Making sure everything ticks is a 2,900mAh non-removable battery, which simply put is good enough to last the day on a single charge. Under heavy usage we were able to get through till evening before needing to charge the smartphone. This involved two email accounts pushing notifications, social accounts like Twitter, Instagram, Facebook, a constantly buzzing Slack account and WhatsApp, calling and playing games. With a more judicial usage involving Wi-Fi connectivity and less chatting and gaming, we were able to get through the day before needing to charge the device.
Charging the battery though takes quite a long time, even with the charger Micromax has bundled with the smartphone. What’s more, every time we used a different charger or a power bank we got a message warning us that the device was charging slowly and asking us to revert to the original charger.

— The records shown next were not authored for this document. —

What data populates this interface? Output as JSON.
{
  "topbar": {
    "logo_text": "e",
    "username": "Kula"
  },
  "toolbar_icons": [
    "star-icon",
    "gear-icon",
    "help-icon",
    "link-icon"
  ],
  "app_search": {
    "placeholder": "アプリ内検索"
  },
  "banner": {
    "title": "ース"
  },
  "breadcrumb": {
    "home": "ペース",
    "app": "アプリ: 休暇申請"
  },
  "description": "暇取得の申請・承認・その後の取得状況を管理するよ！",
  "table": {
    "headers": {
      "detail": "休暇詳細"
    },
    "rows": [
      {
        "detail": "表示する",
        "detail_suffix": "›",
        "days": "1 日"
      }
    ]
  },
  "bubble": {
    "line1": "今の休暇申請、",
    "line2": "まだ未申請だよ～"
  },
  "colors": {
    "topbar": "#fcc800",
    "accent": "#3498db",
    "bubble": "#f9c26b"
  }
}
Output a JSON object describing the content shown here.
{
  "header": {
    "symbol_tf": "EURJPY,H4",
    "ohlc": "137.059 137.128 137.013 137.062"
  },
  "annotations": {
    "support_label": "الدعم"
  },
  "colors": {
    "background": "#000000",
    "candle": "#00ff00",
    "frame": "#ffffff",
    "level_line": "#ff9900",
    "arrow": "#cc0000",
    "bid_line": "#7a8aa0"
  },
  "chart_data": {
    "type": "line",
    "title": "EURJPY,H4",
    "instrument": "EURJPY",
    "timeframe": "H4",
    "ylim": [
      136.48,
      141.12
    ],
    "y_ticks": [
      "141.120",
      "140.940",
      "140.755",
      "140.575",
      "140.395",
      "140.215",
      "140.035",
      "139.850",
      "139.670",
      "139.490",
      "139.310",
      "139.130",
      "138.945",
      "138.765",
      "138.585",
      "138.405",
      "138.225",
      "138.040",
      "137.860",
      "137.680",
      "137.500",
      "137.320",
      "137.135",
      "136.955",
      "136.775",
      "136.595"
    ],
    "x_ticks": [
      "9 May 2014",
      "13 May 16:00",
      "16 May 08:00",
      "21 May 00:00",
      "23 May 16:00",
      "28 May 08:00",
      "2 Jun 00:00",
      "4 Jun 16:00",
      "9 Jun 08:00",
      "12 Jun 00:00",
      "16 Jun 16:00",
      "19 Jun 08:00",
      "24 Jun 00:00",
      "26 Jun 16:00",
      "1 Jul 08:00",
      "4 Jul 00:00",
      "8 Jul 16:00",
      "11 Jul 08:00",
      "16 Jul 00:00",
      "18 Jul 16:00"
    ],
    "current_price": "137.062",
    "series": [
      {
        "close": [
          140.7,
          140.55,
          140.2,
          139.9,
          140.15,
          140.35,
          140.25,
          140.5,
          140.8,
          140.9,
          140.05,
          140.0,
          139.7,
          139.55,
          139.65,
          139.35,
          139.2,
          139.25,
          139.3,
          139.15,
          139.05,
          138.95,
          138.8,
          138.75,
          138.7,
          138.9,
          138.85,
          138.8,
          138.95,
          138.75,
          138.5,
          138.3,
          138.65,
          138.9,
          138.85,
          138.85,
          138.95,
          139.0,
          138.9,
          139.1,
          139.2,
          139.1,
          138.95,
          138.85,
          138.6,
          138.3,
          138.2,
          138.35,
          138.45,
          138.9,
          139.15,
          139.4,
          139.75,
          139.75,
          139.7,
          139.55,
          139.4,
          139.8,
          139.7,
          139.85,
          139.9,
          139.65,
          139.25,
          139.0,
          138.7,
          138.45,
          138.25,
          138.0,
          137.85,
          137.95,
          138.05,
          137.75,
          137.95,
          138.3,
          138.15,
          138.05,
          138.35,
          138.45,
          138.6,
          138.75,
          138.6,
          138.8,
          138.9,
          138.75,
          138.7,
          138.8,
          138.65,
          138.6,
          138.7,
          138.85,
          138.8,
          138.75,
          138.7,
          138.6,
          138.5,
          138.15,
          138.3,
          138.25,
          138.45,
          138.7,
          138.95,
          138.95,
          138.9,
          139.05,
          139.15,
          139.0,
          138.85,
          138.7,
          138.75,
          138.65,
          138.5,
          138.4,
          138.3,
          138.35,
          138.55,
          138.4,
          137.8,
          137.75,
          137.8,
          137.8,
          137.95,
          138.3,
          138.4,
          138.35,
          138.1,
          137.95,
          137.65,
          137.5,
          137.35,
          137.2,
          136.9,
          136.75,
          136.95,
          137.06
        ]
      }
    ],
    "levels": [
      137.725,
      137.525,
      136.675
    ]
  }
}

The Micromax Canvas 5 then presents an interesting conundrum for buyers. It has a lot going for it like its design and build quality, its stellar display, good performance and battery life. The annoying ads and the camera’s mixed performance though seem to be holding it back. Micromax is further tempting buyers by offering double data offer from Airtel, and also a 7-day doorstep service policy from Micromax.
Competition though is strong in this segment, and it will have to face off against the likes of the Motorola Moto G (third-generation), Xiaomi Mi 4i, and the Asus Zenfone 2 (ZE550ML) among others. That said, it looks quite capable to hold its own against the aforementioned rivals.